All this is good news and a good start. But the taste of the pudding is in the eating and one waits to see how these words will translate into action.
Activists involved with the Right to Information and the use of natural resources are cautiously optimistic about the recent developments. Leo Saldanha, who works for the Bengaluru-based Environment Support Group (ESG), a non-governmental organisation which has been consistently highlighting “illegal” acquisition of land and privatisation of lakes, points to a major victory last week — the Karnataka high court decreed that public consultation is a must before planning and building the Metro or any infrastructure project in the city. ESG and others had challenged the construction of the southern reach of Bengaluru Metro as being in gross violation of the Karnataka Town and Country Planning Act and other statutes in a public interest litigation.
“For groups like ours working against tremendous odds to dig out the truth about many major industrial and infrastructure investments, with significant adverse economic, social and environmental ramifications, both Wikileaks and the Radia tapes offer a substantial volume of information. These revelations are major game changers as they strongly affect the nature of the political dialectic. Communities now will not be ridiculed for questioning the claims of corporates who adversely impact their lives and livelihoods. It is possible there may actually be more sympathy for their cause. In fact, the Radia tapes will make it so much more difficult for corporates and their backers in the government to bluff their way through the system and society”, says Mr Saldanha.

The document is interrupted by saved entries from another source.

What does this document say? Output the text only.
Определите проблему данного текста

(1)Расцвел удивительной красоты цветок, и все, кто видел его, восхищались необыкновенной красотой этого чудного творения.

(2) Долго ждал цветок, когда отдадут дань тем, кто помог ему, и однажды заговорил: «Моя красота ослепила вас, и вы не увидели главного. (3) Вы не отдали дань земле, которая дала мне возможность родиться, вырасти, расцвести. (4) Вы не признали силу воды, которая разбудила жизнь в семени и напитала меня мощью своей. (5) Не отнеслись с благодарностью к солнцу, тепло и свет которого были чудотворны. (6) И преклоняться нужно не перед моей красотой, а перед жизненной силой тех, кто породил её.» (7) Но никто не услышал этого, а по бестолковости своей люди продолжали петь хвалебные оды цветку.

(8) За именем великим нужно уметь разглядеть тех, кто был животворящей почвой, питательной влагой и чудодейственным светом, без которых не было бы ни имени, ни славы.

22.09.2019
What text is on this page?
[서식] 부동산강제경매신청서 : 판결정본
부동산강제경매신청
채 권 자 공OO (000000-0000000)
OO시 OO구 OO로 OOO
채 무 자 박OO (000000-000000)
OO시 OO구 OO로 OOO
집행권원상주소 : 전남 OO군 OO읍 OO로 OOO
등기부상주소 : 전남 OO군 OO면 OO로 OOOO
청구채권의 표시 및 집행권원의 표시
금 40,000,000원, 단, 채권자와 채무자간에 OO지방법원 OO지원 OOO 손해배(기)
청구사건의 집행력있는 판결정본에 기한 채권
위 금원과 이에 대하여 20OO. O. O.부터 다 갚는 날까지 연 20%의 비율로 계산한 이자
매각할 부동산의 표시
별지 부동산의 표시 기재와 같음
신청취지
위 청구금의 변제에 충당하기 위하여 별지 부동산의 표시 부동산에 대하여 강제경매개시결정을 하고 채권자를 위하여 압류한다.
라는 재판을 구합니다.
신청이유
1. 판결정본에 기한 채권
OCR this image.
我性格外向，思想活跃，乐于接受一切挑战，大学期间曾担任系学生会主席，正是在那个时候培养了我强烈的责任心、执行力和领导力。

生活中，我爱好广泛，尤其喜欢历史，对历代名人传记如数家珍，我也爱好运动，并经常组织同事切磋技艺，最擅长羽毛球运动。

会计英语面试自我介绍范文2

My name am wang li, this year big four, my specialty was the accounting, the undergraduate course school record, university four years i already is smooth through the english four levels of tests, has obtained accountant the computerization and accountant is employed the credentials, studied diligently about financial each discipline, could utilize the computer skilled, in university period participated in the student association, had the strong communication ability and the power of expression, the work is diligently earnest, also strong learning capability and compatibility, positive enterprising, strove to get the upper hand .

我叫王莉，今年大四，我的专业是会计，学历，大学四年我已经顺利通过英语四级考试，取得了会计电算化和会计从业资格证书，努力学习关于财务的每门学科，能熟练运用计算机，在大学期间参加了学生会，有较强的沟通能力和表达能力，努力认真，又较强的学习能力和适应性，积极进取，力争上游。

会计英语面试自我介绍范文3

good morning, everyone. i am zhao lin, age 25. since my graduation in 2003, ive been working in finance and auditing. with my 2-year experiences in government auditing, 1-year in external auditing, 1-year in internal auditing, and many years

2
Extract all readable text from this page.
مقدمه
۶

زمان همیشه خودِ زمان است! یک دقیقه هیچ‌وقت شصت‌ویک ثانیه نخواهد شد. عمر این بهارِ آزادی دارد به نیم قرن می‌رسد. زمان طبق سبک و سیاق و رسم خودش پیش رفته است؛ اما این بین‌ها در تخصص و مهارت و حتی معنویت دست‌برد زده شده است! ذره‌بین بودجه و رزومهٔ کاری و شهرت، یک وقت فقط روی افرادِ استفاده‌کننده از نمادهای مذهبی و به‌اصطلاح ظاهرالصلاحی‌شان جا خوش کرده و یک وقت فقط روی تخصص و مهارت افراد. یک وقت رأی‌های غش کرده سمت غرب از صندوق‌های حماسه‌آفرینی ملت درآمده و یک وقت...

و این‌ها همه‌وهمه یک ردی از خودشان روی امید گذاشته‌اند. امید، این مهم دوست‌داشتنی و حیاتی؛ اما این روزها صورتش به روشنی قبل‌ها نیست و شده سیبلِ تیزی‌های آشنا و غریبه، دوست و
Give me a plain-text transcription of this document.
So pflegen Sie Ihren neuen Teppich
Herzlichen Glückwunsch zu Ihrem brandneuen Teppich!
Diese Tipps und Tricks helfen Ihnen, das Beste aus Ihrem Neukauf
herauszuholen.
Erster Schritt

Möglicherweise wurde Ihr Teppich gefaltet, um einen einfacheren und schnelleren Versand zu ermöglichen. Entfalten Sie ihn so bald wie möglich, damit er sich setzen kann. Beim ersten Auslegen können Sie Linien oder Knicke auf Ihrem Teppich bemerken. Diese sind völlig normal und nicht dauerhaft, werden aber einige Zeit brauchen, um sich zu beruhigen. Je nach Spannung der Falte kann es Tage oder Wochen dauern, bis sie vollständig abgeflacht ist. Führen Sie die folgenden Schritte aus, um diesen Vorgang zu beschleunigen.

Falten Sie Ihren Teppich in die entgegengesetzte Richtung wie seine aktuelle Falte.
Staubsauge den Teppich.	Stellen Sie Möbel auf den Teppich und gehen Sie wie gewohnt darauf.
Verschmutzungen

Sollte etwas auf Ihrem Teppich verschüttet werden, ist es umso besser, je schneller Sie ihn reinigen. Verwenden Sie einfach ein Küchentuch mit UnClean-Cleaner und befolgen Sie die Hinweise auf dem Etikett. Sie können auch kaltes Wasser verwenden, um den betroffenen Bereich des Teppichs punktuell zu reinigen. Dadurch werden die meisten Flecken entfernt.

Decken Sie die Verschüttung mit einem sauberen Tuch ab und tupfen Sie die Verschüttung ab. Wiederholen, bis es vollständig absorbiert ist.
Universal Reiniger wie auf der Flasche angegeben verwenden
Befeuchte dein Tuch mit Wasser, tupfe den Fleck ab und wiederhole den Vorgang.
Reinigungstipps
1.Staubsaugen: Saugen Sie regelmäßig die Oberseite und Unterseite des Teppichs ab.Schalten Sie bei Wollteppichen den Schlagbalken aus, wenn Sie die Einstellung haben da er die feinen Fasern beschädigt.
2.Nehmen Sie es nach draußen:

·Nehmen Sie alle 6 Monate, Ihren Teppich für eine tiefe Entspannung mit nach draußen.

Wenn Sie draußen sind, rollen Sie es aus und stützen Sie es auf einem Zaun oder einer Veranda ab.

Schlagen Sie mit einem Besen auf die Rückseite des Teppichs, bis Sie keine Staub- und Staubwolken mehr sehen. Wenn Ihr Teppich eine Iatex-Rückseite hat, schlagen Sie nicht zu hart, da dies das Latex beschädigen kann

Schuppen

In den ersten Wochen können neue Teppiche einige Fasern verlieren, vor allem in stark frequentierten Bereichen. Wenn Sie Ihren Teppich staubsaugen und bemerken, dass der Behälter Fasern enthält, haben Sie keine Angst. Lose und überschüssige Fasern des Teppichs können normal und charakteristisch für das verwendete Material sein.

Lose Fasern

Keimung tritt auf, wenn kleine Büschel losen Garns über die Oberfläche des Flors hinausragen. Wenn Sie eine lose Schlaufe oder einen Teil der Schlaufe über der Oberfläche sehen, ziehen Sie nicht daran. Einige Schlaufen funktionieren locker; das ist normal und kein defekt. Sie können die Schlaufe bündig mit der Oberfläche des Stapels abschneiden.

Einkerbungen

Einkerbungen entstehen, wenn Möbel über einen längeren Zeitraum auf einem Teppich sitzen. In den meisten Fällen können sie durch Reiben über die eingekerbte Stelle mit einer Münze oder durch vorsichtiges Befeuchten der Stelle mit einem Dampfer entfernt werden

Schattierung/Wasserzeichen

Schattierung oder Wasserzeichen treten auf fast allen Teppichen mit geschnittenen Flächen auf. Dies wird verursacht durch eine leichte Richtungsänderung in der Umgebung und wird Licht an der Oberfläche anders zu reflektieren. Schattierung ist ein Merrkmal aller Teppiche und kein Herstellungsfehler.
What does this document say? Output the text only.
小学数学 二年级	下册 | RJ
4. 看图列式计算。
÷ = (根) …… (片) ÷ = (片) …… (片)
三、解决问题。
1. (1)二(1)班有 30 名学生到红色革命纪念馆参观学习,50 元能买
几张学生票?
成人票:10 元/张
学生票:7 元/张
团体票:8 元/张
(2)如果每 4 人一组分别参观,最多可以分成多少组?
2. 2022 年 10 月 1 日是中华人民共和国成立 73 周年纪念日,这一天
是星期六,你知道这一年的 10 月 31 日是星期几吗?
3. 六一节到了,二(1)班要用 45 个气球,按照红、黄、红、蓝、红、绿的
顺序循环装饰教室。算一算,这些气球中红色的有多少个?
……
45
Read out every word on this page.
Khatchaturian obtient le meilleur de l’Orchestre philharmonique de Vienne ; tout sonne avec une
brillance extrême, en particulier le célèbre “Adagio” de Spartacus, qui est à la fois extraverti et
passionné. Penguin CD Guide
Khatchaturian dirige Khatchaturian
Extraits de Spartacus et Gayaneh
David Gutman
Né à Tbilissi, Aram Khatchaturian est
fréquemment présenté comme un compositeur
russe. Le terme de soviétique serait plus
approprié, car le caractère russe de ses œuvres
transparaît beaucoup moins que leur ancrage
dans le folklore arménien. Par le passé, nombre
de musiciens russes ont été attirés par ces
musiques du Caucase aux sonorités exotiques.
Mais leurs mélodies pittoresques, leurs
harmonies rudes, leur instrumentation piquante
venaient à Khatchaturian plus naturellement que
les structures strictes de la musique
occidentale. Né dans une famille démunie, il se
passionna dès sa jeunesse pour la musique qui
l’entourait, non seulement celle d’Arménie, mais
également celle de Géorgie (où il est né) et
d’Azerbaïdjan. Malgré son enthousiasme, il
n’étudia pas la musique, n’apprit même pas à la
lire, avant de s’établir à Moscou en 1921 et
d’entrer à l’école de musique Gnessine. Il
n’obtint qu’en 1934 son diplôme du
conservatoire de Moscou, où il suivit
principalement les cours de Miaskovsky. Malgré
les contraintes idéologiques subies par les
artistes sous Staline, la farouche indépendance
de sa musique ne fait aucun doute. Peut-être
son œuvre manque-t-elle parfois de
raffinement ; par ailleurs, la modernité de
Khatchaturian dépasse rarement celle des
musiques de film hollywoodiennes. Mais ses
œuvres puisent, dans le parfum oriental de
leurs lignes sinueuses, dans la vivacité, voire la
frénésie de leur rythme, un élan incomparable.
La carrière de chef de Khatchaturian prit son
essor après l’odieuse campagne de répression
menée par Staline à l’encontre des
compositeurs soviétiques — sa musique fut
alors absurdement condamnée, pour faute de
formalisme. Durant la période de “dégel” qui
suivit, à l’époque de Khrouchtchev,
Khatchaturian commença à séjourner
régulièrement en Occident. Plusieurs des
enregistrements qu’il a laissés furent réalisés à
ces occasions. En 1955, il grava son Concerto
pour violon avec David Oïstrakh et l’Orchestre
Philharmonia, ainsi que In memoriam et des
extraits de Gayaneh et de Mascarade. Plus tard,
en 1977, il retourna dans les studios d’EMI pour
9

Venkatesh Naik of the Delhi-based Commonwealth Human Rights Initiative (CHRI) feels the country needs something on the lines of Publish What You Pay (PWYP), a global network of civil society organisations that calls for oil, gas and mining revenues to form the basis for development and improve the lives of ordinary citizens. PWYP seeks disclosure of information about mine revenues and contracts. They fight confidentiality clauses that often protect oil, gas and mineral contracts from disclosure.
These and other activists feel Wikileaks and Radiagate could trigger contradictory and simultaneous trends: clampdown and openness. Information can change the game, argues Mr Naik, provided affected communities have the capacity to access the information and use it. But as of now, he points out, in many schemes information is available but those who are the most affected are not made aware or equipped to leverage that information to their benefit.